Julian Flores
Reflects on hit music video ‘Acid Rain’
Julian Flores’ co-directed music video, Acid Rain, for American electronic artist LORN, has just soared past an impressive 90 million views on YouTube, captivating audiences worldwide with its haunting visuals and dark, hypnotic choreography.
Released in 2017, the video is a dark and surreal narrative that blends death, loss, and eerie beauty themes. It follows a group of cheerleaders who appear in a desolate parking lot at night, performing a slow and melancholic choreography. The cheerleaders are bloodied, bruised, and lifeless in appearance, moving in eerie synchronization.
The video begins with a distressed woman driving a car. She pulls into a parking lot, and as the camera moves, it reveals the cheerleaders standing in formation, their vacant expressions contrasted by their ghostly appearances. They begin to perform a series of slow-motion dance moves, their bodies twisting and turning in a haunting, almost hypnotic manner.
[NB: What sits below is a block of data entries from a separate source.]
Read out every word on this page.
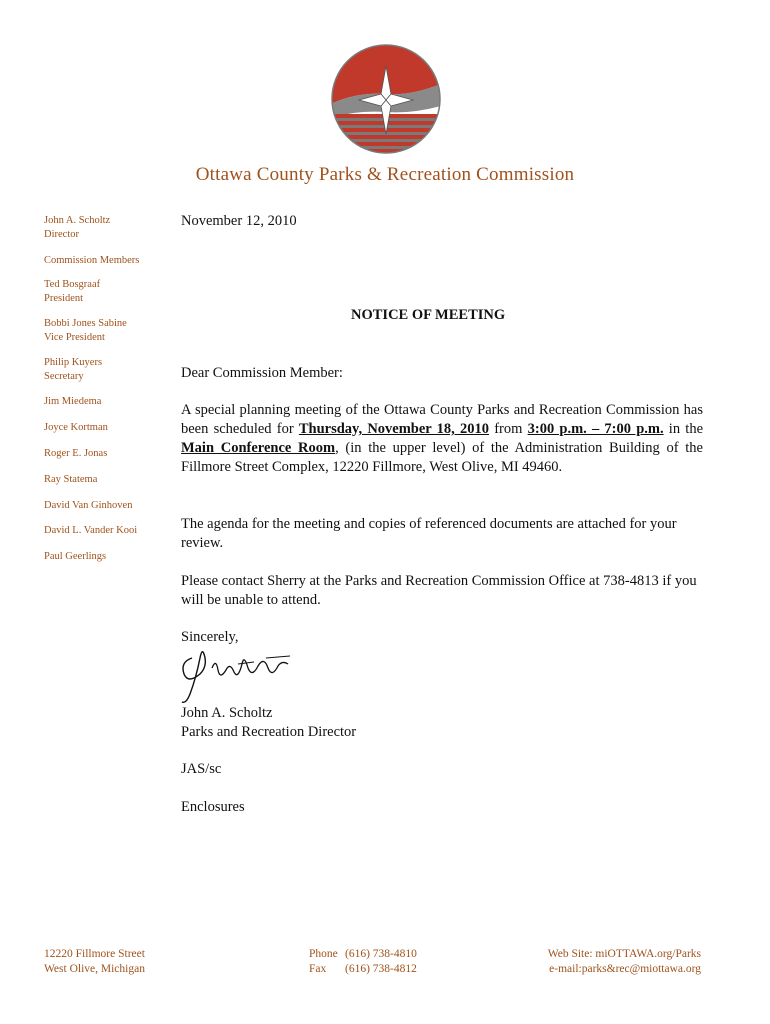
Ottawa County Parks & Recreation Commission
John A. Scholtz
Director
Commission Members
Ted Bosgraaf
President
Bobbi Jones Sabine
Vice President
Philip Kuyers
Secretary
Jim Miedema
Joyce Kortman
Roger E. Jonas
Ray Statema
David Van Ginhoven
David L. Vander Kooi
Paul Geerlings
November 12, 2010
NOTICE OF MEETING
Dear Commission Member:
A special planning meeting of the Ottawa County Parks and Recreation Commission has been scheduled for Thursday, November 18, 2010 from 3:00 p.m. – 7:00 p.m. in the Main Conference Room, (in the upper level) of the Administration Building of the Fillmore Street Complex, 12220 Fillmore, West Olive, MI 49460.
The agenda for the meeting and copies of referenced documents are attached for your review.
Please contact Sherry at the Parks and Recreation Commission Office at 738-4813 if you will be unable to attend.
Sincerely,
John A. Scholtz
Parks and Recreation Director
JAS/sc
Enclosures
12220 Fillmore Street
West Olive, Michigan
Phone (616) 738-4810
Fax (616) 738-4812
Web Site: miOTTAWA.org/Parks
e-mail:parks&rec@miottawa.org
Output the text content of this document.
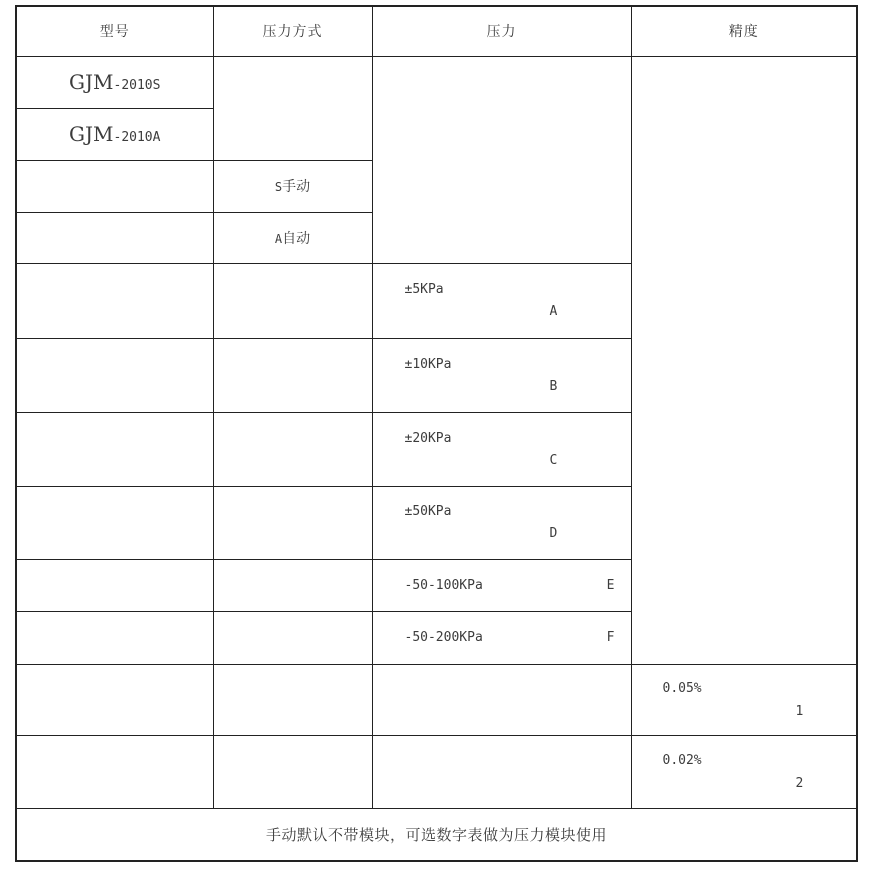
型号	压力方式	压力	精度
GJM-2010S			
GJM-2010A			
	S手动		
	A自动		

		±5KPa
A	

		±10KPa
B	

		±20KPa
C	

		±50KPa
D	

		-50-100KPa E	

		-50-200KPa F	

			0.05%
1

			0.02%
2

手动默认不带模块，可选数字表做为压力模块使用			
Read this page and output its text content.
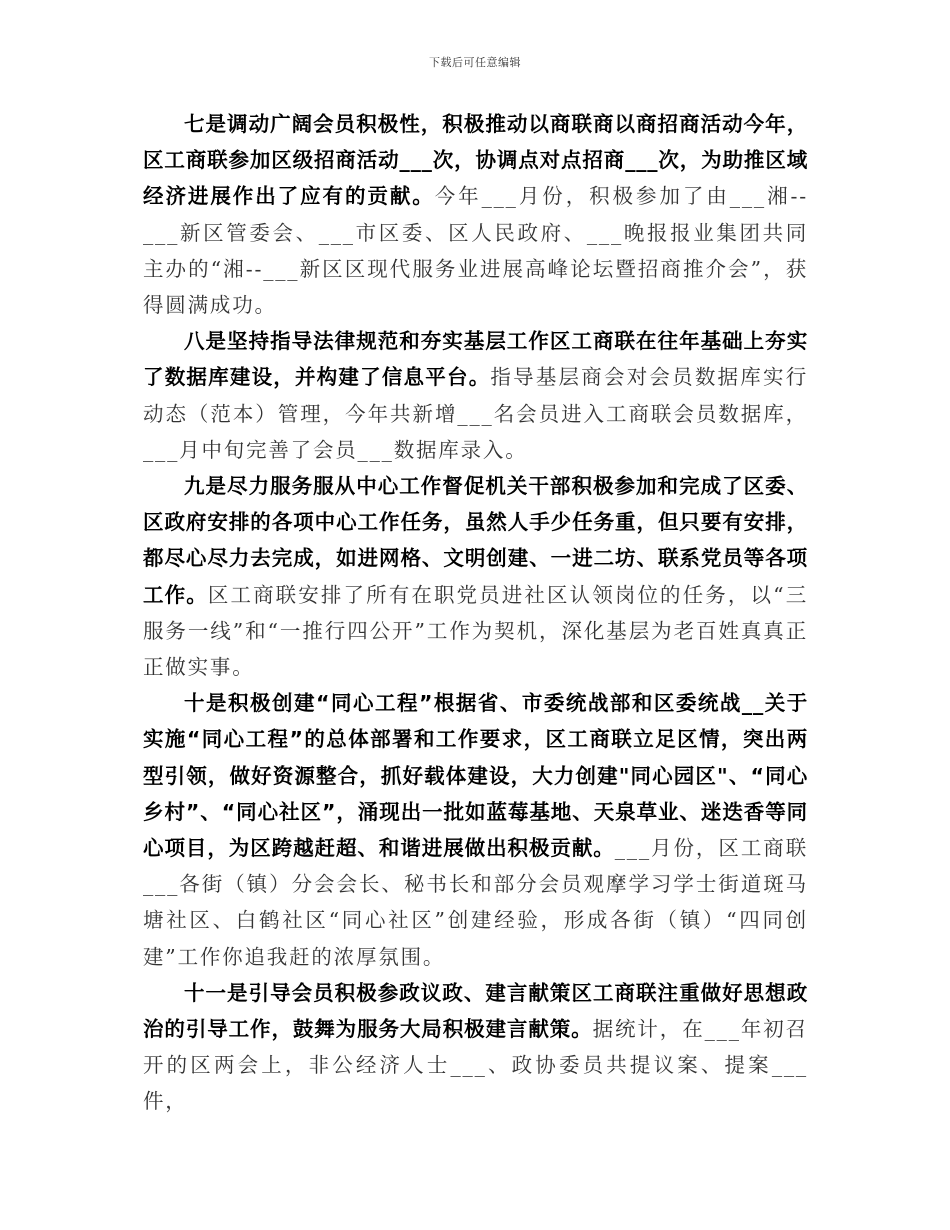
下载后可任意编辑

七是调动广阔会员积极性，积极推动以商联商以商招商活动今年，区工商联参加区级招商活动___次，协调点对点招商___次，为助推区域经济进展作出了应有的贡献。今年___月份，积极参加了由___湘--___新区管委会、___市区委、区人民政府、___晚报报业集团共同主办的“湘--___新区区现代服务业进展高峰论坛暨招商推介会”，获得圆满成功。

八是坚持指导法律规范和夯实基层工作区工商联在往年基础上夯实了数据库建设，并构建了信息平台。指导基层商会对会员数据库实行动态（范本）管理，今年共新增___名会员进入工商联会员数据库，___月中旬完善了会员___数据库录入。

九是尽力服务服从中心工作督促机关干部积极参加和完成了区委、区政府安排的各项中心工作任务，虽然人手少任务重，但只要有安排，都尽心尽力去完成，如进网格、文明创建、一进二坊、联系党员等各项工作。区工商联安排了所有在职党员进社区认领岗位的任务，以“三服务一线”和“一推行四公开”工作为契机，深化基层为老百姓真真正正做实事。

十是积极创建“同心工程”根据省、市委统战部和区委统战__关于实施“同心工程”的总体部署和工作要求，区工商联立足区情，突出两型引领，做好资源整合，抓好载体建设，大力创建"同心园区"、“同心乡村”、“同心社区”，涌现出一批如蓝莓基地、天泉草业、迷迭香等同心项目，为区跨越赶超、和谐进展做出积极贡献。___月份，区工商联___各街（镇）分会会长、秘书长和部分会员观摩学习学士街道斑马塘社区、白鹤社区“同心社区”创建经验，形成各街（镇）“四同创建”工作你追我赶的浓厚氛围。

十一是引导会员积极参政议政、建言献策区工商联注重做好思想政治的引导工作，鼓舞为服务大局积极建言献策。据统计，在___年初召开的区两会上，非公经济人士___、政协委员共提议案、提案___件，
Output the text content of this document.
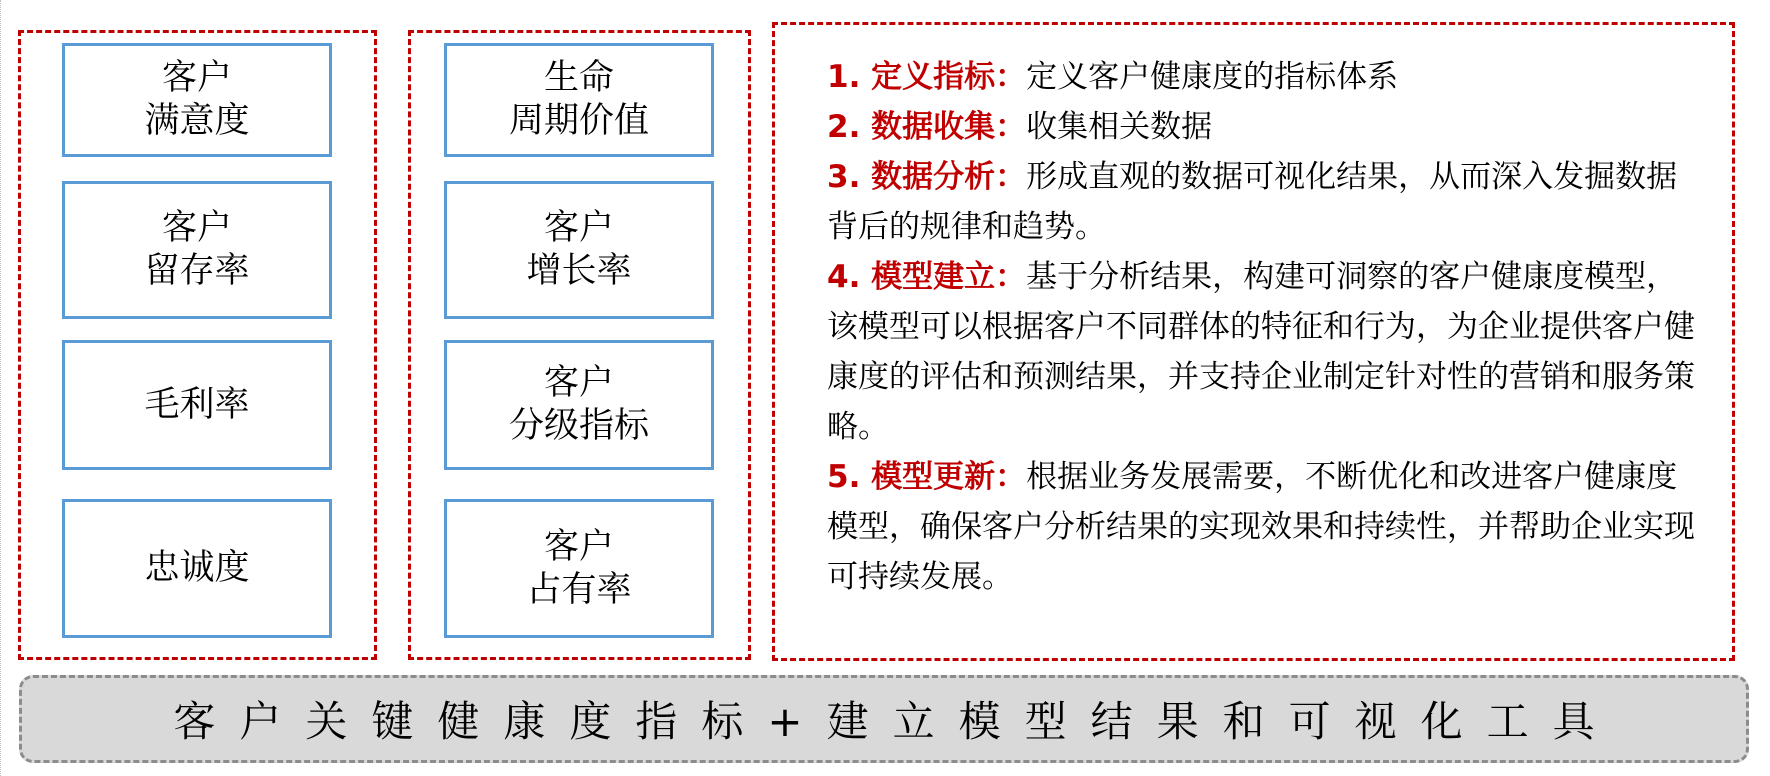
客户
满意度
客户
留存率
毛利率
忠诚度
生命
周期价值
客户
增长率
客户
分级指标
客户
占有率

1. 定义指标：定义客户健康度的指标体系

2. 数据收集：收集相关数据

3. 数据分析：形成直观的数据可视化结果，从而深入发掘数据背后的规律和趋势。

4. 模型建立：基于分析结果，构建可洞察的客户健康度模型，该模型可以根据客户不同群体的特征和行为，为企业提供客户健康度的评估和预测结果，并支持企业制定针对性的营销和服务策略。

5. 模型更新：根据业务发展需要，不断优化和改进客户健康度模型，确保客户分析结果的实现效果和持续性，并帮助企业实现可持续发展。

客户关键健康度指标+建立模型结果和可视化工具
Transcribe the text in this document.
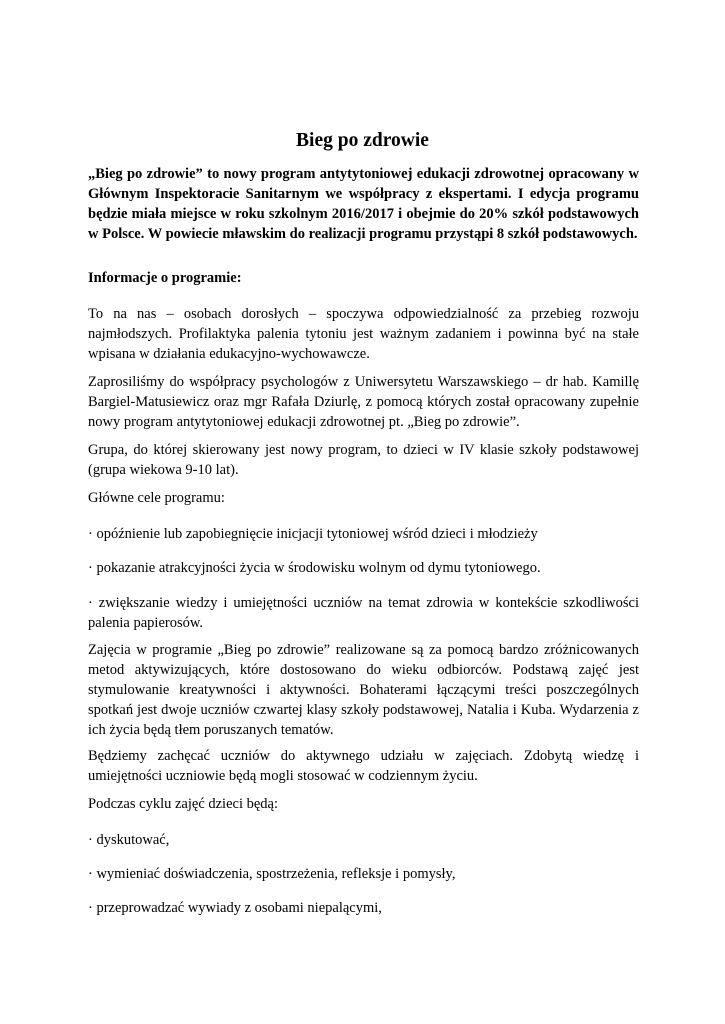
Bieg po zdrowie

„Bieg po zdrowie” to nowy program antytytoniowej edukacji zdrowotnej opracowany w Głównym Inspektoracie Sanitarnym we współpracy z ekspertami. I edycja programu będzie miała miejsce w roku szkolnym 2016/2017 i obejmie do 20% szkół podstawowych w Polsce. W powiecie mławskim do realizacji programu przystąpi 8 szkół podstawowych.

Informacje o programie:

To na nas – osobach dorosłych – spoczywa odpowiedzialność za przebieg rozwoju najmłodszych. Profilaktyka palenia tytoniu jest ważnym zadaniem i powinna być na stałe wpisana w działania edukacyjno-wychowawcze.

Zaprosiliśmy do współpracy psychologów z Uniwersytetu Warszawskiego – dr hab. Kamillę Bargiel-Matusiewicz oraz mgr Rafała Dziurlę, z pomocą których został opracowany zupełnie nowy program antytytoniowej edukacji zdrowotnej pt. „Bieg po zdrowie”.

Grupa, do której skierowany jest nowy program, to dzieci w IV klasie szkoły podstawowej (grupa wiekowa 9-10 lat).

Główne cele programu:

· opóźnienie lub zapobiegnięcie inicjacji tytoniowej wśród dzieci i młodzieży

· pokazanie atrakcyjności życia w środowisku wolnym od dymu tytoniowego.

· zwiększanie wiedzy i umiejętności uczniów na temat zdrowia w kontekście szkodliwości palenia papierosów.

Zajęcia w programie „Bieg po zdrowie” realizowane są za pomocą bardzo zróżnicowanych metod aktywizujących, które dostosowano do wieku odbiorców. Podstawą zajęć jest stymulowanie kreatywności i aktywności. Bohaterami łączącymi treści poszczególnych spotkań jest dwoje uczniów czwartej klasy szkoły podstawowej, Natalia i Kuba. Wydarzenia z ich życia będą tłem poruszanych tematów.

Będziemy zachęcać uczniów do aktywnego udziału w zajęciach. Zdobytą wiedzę i umiejętności uczniowie będą mogli stosować w codziennym życiu.

Podczas cyklu zajęć dzieci będą:

· dyskutować,

· wymieniać doświadczenia, spostrzeżenia, refleksje i pomysły,

· przeprowadzać wywiady z osobami niepalącymi,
As the video progresses, the cheerleaders’ dance becomes more fluid yet unsettling. Each movement appears as if they are caught in a loop, endlessly repeating their ritualistic motions. Their bloodstained and bruised faces suggest that something tragic has occurred, yet their expressions remain emotionless and detached.
There is a sense that these cheerleaders are trapped in a purgatorial state, caught between life and death, performing their routine as a form of spiritual limbo. The video concludes with them continuing their eerie dance, their fate unresolved as they drift deeper into the night, leaving a haunting and lasting impression of stillness and despair.
The Acid Rain video was a self-financed endeavour that was shot in one night at Cadillac Jacks in Sun Valley, California. The idea for the video was to show the 'Last Dance' of a cheerleader as she passes into the next life. I wanted the dancing to represent her struggle or fight to live. And also to show that death is a journey that one takes alone, as she isn’t the only casualty in the car. One by one, the rest of the cheerleaders join her in the next life, but each one of them goes through the experience individually. Just as I do with the rest of my work, I bookend the ending, because I see my stories as circles.
Julian is currently working on developing two of the three scripts they have written.
The first script, 'Cadillac Blues,' is a dark comedy set in modern-day Los Angeles over the course of a single day. It follows a down-on-his-luck, middle-aged stoner who becomes embroiled in a cartel war when he unwittingly steals a 1970 Cadillac Deville from a quirky pair of hitmen. Inside the trunk of the stolen car is the body of a dead cartel boss. This all happens as the protagonist tries to recover his loudmouth girlfriend's car, which he gambled away to a bookie. 'Cadillac Blues' is envisioned as an ensemble film with a killer soundtrack featuring Blues music and Creedence Clearwater Revival. The style of the film is imagined to resemble an American independent film from the 90s, drawing comparisons to 'Pulp Fiction' and 'The Big Lebowski.'
The second script, 'Naked Kill,' is a Shakespearean crime drama set in modern-day Paris. It tells the story of a middle-aged socialite with a dark past who seeks vengeance for the murder of her family. She infiltrates the family of the crime lord responsible for their deaths by marrying his son. French actress Frédérique Bel (known for 'La Minute Blonde' and 'Serial (Bad) Weddings') is attached to play the lead role, and the film will be in French.
The third script, 'Elysian City,' is both a screenplay and a graphic novel. This dystopian noir is set in a fictional city and follows a cynical detective in his fifties as he hunts a cop-killing serial killer known as the Pig Killer. As a bloody war rages between clans, the detective becomes public enemy number one when he discovers that the true criminals are not the clans or the killer, but those in power. The creator plans to develop 'Elysian City' as a graphic novel first and is currently looking for an illustrator to help realize this vision. There are versions of the story in both English and French. Given the ambitious nature of this project, they are holding off on developing it for film until it is realized as a graphic novel.